The Trump administration’s anti-immigrant offensive has had serious consequences for immigrant students and their families. María recalls that in the first weeks of the Republican administration, absences skyrocketed: “Children stopped coming to school or were late for fear of leaving their homes.” A new study by Stanford University puts numbers to the absenteeism that many teachers like María observed between January and February: the research found that immigration raids during those months increased the number of daily absences by 22%.
The study’s author, Professor Thomas Dee, focused on schools in California’s Central Valley, a major agricultural region with a large immigrant population. The researcher analyzed the southern part of the region, where 70% of the more than half a million students are Hispanic. He selected five schools in the area and examined three years of attendance data. He found that absences increased between January and February following a series of immigration raids that began in the area in the final days of the Biden administration, but which were perceived as a sign of what was to come under Trump.
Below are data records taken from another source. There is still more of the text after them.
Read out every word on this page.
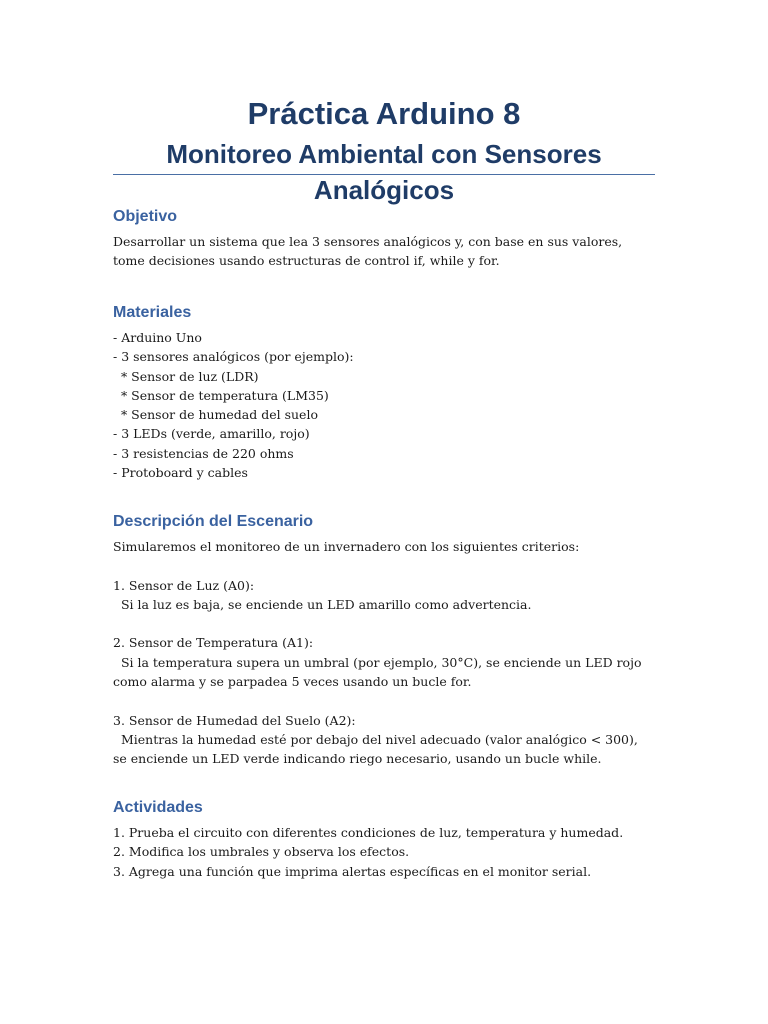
Práctica Arduino 8
Monitoreo Ambiental con Sensores Analógicos
Objetivo

Desarrollar un sistema que lea 3 sensores analógicos y, con base en sus valores, tome decisiones usando estructuras de control if, while y for.

Materiales

- Arduino Uno

- 3 sensores analógicos (por ejemplo):

* Sensor de luz (LDR)

* Sensor de temperatura (LM35)

* Sensor de humedad del suelo

- 3 LEDs (verde, amarillo, rojo)

- 3 resistencias de 220 ohms

- Protoboard y cables

Descripción del Escenario

Simularemos el monitoreo de un invernadero con los siguientes criterios:

1. Sensor de Luz (A0):

Si la luz es baja, se enciende un LED amarillo como advertencia.

2. Sensor de Temperatura (A1):

Si la temperatura supera un umbral (por ejemplo, 30°C), se enciende un LED rojo como alarma y se parpadea 5 veces usando un bucle for.

3. Sensor de Humedad del Suelo (A2):

Mientras la humedad esté por debajo del nivel adecuado (valor analógico < 300), se enciende un LED verde indicando riego necesario, usando un bucle while.

Actividades

1. Prueba el circuito con diferentes condiciones de luz, temperatura y humedad.

2. Modifica los umbrales y observa los efectos.

3. Agrega una función que imprima alertas específicas en el monitor serial.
Dee notes that the rise in absences threatens these students’ learning and academic performance, as well as their mental health. His findings, he argues, can be seen as a “leading indicator of broad and developmentally harmful stress these raids create for students and their parents.”
School ICE drills
Aware of the fear among students and faculty, the school where María works established an emergency protocol in February in case immigration authorities arrive at the school. It’s a closed-door policy: no federal immigration agent will be allowed entry to the school without a warrant signed by a judge. If they do present a warrant, it will be reviewed by the school administration, and they will be allowed access only to the lobby.
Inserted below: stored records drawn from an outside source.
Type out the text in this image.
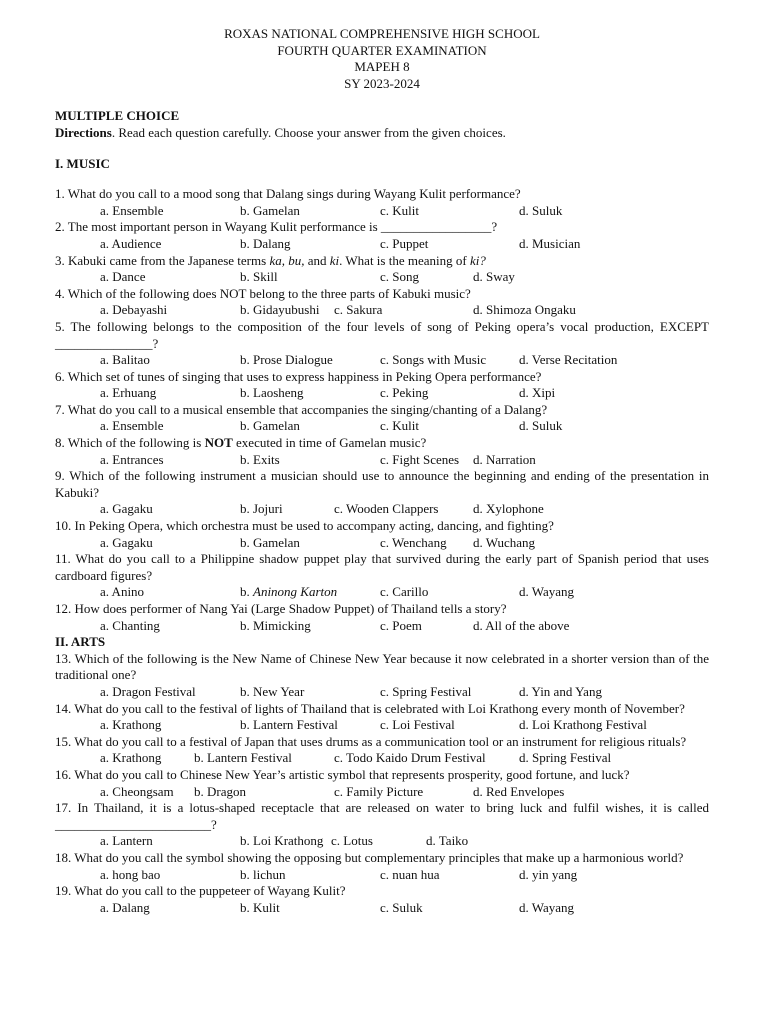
ROXAS NATIONAL COMPREHENSIVE HIGH SCHOOL
FOURTH QUARTER EXAMINATION
MAPEH 8
SY 2023-2024
MULTIPLE CHOICE
Directions. Read each question carefully. Choose your answer from the given choices.
I. MUSIC
1. What do you call to a mood song that Dalang sings during Wayang Kulit performance?
a. Ensemble	b. Gamelan	c. Kulit	d. Suluk
2. The most important person in Wayang Kulit performance is _________________?
a. Audience	b. Dalang	c. Puppet	d. Musician
3. Kabuki came from the Japanese terms ka, bu, and ki. What is the meaning of ki?
a. Dance	b. Skill	c. Song	d. Sway
4. Which of the following does NOT belong to the three parts of Kabuki music?
a. Debayashi	b. Gidayubushi c. Sakura	d. Shimoza Ongaku
5. The following belongs to the composition of the four levels of song of Peking opera’s vocal production, EXCEPT _______________?
a. Balitao	b. Prose Dialogue	c. Songs with Music	d. Verse Recitation
6. Which set of tunes of singing that uses to express happiness in Peking Opera performance?
a. Erhuang	b. Laosheng	c. Peking	d. Xipi
7. What do you call to a musical ensemble that accompanies the singing/chanting of a Dalang?
a. Ensemble	b. Gamelan	c. Kulit	d. Suluk
8. Which of the following is NOT executed in time of Gamelan music?
a. Entrances	b. Exits	c. Fight Scenes d. Narration
9. Which of the following instrument a musician should use to announce the beginning and ending of the presentation in Kabuki?
a. Gagaku	b. Jojuri	c. Wooden Clappers	d. Xylophone
10. In Peking Opera, which orchestra must be used to accompany acting, dancing, and fighting?
a. Gagaku	b. Gamelan	c. Wenchang d. Wuchang
11. What do you call to a Philippine shadow puppet play that survived during the early part of Spanish period that uses cardboard figures?
a. Anino	b. Aninong Karton	c. Carillo	d. Wayang
12. How does performer of Nang Yai (Large Shadow Puppet) of Thailand tells a story?
a. Chanting	b. Mimicking	c. Poem	d. All of the above
II. ARTS
13. Which of the following is the New Name of Chinese New Year because it now celebrated in a shorter version than of the traditional one?
a. Dragon Festival	b. New Year	c. Spring Festival	d. Yin and Yang
14. What do you call to the festival of lights of Thailand that is celebrated with Loi Krathong every month of November?
a. Krathong	b. Lantern Festival	c. Loi Festival	d. Loi Krathong Festival
15. What do you call to a festival of Japan that uses drums as a communication tool or an instrument for religious rituals?
a. Krathong	b. Lantern Festival	c. Todo Kaido Drum Festival	d. Spring Festival
16. What do you call to Chinese New Year’s artistic symbol that represents prosperity, good fortune, and luck?
a. Cheongsam b. Dragon	c. Family Picture	d. Red Envelopes
17. In Thailand, it is a lotus-shaped receptacle that are released on water to bring luck and fulfil wishes, it is called ________________________?
a. Lantern	b. Loi Krathong c. Lotus	d. Taiko
18. What do you call the symbol showing the opposing but complementary principles that make up a harmonious world?
a. hong bao	b. lichun	c. nuan hua	d. yin yang
19. What do you call to the puppeteer of Wayang Kulit?
a. Dalang	b. Kulit	c. Suluk	d. Wayang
Since the protocol was implemented, the school has also conducted drills to ensure that both teachers and students know how to act if immigration authorities show up at the school. “Just as we conduct drills for other emergencies, such as if there were a shooter in or near the school, we also conduct drills for if ICE arrives. We’ve conducted two: one just for teachers and one for students,” María says.
María’s school also has a strict policy for parents and family members picking up students. They must be registered with the school or provide some kind of PIN number before being allowed to pick up the child.
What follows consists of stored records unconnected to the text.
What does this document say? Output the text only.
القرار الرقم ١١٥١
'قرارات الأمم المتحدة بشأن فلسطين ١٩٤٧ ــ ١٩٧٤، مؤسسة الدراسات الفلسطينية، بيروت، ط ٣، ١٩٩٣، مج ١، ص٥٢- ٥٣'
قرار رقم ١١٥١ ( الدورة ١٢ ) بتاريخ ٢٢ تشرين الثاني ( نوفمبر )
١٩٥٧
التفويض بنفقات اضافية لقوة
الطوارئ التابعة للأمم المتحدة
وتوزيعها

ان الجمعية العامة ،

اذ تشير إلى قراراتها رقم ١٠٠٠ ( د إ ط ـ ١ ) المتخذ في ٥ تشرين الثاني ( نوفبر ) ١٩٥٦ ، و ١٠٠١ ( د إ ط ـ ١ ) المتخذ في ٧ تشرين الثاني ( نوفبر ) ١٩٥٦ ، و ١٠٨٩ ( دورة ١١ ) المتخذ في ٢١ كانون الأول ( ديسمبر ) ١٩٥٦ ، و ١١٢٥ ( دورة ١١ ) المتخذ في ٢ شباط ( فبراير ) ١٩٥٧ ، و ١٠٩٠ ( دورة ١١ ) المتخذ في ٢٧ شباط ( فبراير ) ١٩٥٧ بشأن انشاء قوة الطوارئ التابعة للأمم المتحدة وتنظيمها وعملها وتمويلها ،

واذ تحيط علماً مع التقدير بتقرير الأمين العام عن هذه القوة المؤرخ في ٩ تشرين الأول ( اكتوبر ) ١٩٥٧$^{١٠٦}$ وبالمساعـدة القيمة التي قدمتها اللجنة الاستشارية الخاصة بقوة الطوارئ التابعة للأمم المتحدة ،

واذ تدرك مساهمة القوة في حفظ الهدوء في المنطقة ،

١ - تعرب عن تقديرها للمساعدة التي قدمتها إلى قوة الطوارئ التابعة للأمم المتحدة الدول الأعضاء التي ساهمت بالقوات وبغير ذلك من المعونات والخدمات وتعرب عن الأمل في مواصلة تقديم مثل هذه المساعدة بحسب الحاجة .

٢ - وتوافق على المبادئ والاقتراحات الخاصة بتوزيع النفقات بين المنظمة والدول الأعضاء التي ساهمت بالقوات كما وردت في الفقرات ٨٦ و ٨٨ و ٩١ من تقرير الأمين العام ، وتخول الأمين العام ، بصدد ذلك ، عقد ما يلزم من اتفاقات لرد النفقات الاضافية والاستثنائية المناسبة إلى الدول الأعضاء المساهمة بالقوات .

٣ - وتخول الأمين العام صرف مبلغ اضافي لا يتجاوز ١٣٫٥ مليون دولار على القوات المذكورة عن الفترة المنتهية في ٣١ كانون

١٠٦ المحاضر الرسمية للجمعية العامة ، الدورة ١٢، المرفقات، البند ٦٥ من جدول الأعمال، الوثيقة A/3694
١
New York has pledged to protect its immigrant students in the face of the Trump administration’s policies. When ICE detained a Venezuelan high school student seeking asylum in May as he left an immigration court hearing, the city’s schools chancellor, Melissa Avilés-Ramos, insisted that New York City schools remained safe havens for immigrants. “We will continue to speak out and advocate for the safety, dignity, and rights of all of our students,” she said.